Parents and teachers worried about the direction of Chicago’s public schools will meet Saturday to hash out what to do next as the schools reach what organizers describe as a “now or never moment.”
“We see the system as reaching a tipping point where corporate forces have assumed a mantle of control over the district,” says Jackson Potter, a history teacher at Social Justice High School and a steering committee member of the Caucus of Rank and File Educators, which is organizing the community meeting.
About 200 people are expected, and many are likely to be upset about the 20 public schools slated for closure this year, a record number. The Board of Education designated another 12 as “turnaround” schools, which means virtually all the staff will be fired.
The meeting organizers want a moratorium on school closings and turnarounds, but there’s no chance of that happening, says Mike Vaughn, spokesman for the Chicago Public Schools.
“Our plan is to do the opposite: to accelerate,” he says.
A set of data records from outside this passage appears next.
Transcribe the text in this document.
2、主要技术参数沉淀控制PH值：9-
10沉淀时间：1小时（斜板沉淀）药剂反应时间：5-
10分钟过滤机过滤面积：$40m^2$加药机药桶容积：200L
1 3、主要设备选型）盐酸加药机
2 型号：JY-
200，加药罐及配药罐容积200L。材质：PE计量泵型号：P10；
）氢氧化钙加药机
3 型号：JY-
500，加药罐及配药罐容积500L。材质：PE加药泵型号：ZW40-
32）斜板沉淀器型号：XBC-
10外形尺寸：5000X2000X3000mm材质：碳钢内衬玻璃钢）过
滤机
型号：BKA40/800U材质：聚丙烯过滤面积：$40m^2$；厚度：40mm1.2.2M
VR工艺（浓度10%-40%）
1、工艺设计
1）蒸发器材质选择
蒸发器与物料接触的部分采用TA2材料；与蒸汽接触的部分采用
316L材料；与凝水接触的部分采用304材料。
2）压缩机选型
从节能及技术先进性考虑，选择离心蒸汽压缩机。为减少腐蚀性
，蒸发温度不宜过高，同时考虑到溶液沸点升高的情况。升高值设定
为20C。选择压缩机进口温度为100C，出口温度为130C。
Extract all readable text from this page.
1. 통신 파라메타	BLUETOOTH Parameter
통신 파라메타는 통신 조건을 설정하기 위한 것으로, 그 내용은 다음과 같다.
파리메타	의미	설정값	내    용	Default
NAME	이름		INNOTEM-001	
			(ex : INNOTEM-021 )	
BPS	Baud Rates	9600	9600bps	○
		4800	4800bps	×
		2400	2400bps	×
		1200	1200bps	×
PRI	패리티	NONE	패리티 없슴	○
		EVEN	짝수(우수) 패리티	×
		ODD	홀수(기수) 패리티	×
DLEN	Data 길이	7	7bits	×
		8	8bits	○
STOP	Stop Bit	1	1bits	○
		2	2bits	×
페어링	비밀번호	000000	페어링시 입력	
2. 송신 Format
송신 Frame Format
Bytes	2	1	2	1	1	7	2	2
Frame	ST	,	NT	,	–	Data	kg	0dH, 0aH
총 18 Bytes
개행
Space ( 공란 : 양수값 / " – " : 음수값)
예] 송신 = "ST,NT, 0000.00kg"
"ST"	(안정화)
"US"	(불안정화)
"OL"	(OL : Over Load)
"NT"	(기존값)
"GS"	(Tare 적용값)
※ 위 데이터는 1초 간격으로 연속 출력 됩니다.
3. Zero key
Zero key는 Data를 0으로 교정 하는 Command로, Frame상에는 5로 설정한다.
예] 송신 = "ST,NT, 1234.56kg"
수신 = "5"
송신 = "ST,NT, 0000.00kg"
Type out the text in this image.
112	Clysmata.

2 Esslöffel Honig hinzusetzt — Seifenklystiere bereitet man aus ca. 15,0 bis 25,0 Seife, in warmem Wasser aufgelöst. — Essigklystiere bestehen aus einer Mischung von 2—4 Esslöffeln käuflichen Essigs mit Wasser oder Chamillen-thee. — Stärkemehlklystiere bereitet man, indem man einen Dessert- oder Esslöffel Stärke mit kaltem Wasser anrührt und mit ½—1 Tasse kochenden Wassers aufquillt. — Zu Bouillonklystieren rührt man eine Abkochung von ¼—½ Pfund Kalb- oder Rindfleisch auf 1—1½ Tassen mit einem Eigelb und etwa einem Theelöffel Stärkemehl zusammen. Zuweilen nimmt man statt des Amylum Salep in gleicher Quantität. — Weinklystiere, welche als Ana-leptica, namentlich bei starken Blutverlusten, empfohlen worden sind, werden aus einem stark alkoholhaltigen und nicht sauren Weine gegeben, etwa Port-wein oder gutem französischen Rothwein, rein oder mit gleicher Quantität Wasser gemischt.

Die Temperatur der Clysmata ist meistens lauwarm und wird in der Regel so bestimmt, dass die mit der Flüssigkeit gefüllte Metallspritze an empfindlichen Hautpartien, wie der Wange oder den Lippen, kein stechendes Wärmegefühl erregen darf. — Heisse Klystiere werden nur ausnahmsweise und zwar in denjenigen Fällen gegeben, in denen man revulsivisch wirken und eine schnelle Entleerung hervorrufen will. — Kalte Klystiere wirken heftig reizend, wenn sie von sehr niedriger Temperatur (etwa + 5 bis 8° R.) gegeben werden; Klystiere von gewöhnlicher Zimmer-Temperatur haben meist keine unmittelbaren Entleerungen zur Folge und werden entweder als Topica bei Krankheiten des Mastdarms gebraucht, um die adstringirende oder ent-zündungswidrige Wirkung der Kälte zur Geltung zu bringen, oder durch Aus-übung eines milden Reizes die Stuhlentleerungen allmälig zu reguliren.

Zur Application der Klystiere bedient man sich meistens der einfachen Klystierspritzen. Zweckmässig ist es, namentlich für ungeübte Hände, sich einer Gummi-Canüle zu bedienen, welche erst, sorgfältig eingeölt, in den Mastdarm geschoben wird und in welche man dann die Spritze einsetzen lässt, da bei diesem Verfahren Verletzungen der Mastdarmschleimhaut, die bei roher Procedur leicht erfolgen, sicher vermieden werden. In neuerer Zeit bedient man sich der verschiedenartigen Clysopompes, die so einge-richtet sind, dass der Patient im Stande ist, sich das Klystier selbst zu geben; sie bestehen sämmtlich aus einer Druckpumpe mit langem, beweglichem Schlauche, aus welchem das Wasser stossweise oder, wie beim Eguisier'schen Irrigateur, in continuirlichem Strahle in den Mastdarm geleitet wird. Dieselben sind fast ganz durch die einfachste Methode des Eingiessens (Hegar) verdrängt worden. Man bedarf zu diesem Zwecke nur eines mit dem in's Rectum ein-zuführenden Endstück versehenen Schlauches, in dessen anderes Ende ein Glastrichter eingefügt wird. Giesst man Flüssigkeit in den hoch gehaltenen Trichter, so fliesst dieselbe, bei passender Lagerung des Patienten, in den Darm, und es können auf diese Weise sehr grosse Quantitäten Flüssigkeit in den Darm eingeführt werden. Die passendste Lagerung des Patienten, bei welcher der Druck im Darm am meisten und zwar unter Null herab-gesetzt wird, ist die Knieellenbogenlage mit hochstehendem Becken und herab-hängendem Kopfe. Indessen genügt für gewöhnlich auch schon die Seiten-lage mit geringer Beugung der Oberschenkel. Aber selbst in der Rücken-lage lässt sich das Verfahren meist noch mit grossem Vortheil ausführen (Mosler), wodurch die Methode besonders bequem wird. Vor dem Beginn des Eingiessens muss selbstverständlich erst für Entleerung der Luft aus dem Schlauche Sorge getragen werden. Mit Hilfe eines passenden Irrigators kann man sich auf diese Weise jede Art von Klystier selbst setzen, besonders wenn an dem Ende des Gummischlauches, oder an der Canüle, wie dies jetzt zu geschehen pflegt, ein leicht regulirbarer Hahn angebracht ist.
The changes are part of Renaissance 2010, Mayor Richard Daley’s plan to open 100 new schools in Chicago by next year. The schools are a mix of charter, contract and performance schools, which differ in their labor agreements, official oversight and the state laws that govern them.
The Office of New Schools, a division of the Chicago Public Schools, had opened 76 schools as of fall 2008.
Potter says the Renaissance 2010 system destabilizes neighborhood schools without guaranteeing the new schools can deliver promised services. Renaissance 2010 schools depend on donated funds to “ramp up” in their first several years. Costs average about $500,000 per school, and the money raised by the Renaissance Schools Fund, the project’s fundraising arm, comes from both foundations and corporations.
The need for these donations makes the schools vulnerable, Potter says.
“When all the investments dry up because there’s no liquidity, what happens to those schools?” he asked “What happens to those children?”
But Vaughn says funding concerns exist throughout the school system, not just for Renaissance 2010 schools.
Saturday’s meeting is scheduled from 10 a.m. to 2 p.m. in the cafeteria of Malcolm X College, 1900 W. Van Buren St. The agenda will cover how Renaissance 2010 affects neighborhood schools, its effect on local school councils and teachers, and the next steps.